In January, the U.S. Court of Appeals for the Fourth Circuit upheld a lower court’s dismissal of the case brought by Estela Lebron on behalf of her son, Jose Padilla.
“If the appeals court’s ruling is allowed to stand, government officials will have a blank check to commit any abuse in the name of national security, even the brutal torture of an American citizen in an American prison,” said Ben Wizner, the ACLU attorney who argued the case before the Fourth Circuit. “It is precisely the role of the courts to ensure that allegations of grave misconduct by Executive Branch officials receive fair adjudication. That vital role does not evaporate simply because those officials insist that their actions are too sensitive for judicial review.”
Padilla was taken from a civilian jail in New York in 2002 by military agents, declared an “enemy combatant” and secretly transported to the Naval Consolidated Brig in Charleston, S.C. He was imprisoned without charge for nearly four years, subjected to extreme abuse and was unable to communicate with his lawyers or family for two years. The illegal treatment included forcing Padilla into stress positions for hours on end, punching him, depriving him of sleep and threatening him with further torture and death.
“Tell me where in the Constitution it says that torturing Americans is acceptable,” said Lebron. “You don’t even treat an animal the way my son was treated.
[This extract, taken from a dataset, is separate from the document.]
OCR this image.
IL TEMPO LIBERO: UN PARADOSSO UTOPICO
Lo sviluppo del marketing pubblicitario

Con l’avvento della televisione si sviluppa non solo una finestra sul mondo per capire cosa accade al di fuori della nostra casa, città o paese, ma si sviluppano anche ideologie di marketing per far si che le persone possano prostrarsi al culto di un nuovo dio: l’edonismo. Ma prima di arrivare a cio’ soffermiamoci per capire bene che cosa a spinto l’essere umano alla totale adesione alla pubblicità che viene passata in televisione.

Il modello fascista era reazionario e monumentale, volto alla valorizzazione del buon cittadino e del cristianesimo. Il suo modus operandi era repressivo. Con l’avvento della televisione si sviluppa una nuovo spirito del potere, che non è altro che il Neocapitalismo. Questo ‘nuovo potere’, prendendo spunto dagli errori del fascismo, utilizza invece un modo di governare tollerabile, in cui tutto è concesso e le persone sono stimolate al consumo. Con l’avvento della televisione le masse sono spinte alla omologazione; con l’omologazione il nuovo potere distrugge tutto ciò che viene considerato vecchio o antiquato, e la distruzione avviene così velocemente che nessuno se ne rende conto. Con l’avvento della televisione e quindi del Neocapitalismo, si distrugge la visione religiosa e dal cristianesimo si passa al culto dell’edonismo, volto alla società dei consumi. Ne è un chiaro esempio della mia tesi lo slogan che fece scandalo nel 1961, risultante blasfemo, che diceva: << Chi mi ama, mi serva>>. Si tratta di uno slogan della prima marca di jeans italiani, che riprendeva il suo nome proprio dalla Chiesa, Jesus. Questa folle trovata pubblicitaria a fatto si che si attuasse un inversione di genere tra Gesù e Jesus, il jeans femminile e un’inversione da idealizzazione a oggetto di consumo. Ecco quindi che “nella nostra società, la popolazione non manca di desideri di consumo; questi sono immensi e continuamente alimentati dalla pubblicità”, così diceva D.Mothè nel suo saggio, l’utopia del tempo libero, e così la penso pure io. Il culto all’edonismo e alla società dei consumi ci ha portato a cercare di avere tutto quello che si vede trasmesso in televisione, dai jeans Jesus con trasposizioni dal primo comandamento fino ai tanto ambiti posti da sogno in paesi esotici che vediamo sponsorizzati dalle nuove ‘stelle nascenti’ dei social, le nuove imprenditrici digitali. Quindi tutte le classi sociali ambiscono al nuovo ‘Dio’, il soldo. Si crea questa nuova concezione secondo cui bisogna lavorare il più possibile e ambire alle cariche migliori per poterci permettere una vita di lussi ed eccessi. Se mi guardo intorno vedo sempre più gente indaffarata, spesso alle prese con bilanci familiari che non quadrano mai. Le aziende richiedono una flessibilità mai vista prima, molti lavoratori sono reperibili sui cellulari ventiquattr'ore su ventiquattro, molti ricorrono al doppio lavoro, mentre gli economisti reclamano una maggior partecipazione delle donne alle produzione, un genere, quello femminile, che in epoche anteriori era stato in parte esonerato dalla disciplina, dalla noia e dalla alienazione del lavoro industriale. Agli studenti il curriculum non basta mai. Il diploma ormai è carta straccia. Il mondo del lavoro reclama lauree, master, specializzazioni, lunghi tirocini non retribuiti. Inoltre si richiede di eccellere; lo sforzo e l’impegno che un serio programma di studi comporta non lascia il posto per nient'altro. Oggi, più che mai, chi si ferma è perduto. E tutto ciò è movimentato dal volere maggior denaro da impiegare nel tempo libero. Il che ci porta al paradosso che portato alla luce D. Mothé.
If they can do this to Jose, they can do it to anyone. I’m going to continue fighting until justice has been done for my son.”
Attorneys on the case are Wizner, Alexander Abdo, Jameel Jaffer, Hina Shamsi and Steven R. Shapiro, of the ACLU; Jonathan Freiman, Hope Metcalf and Tahlia Townsend of the Allard K. Lowenstein International Human Rights Clinic at Yale Law School; and Michael O’Connell of the law firm Stirling & O’Connell.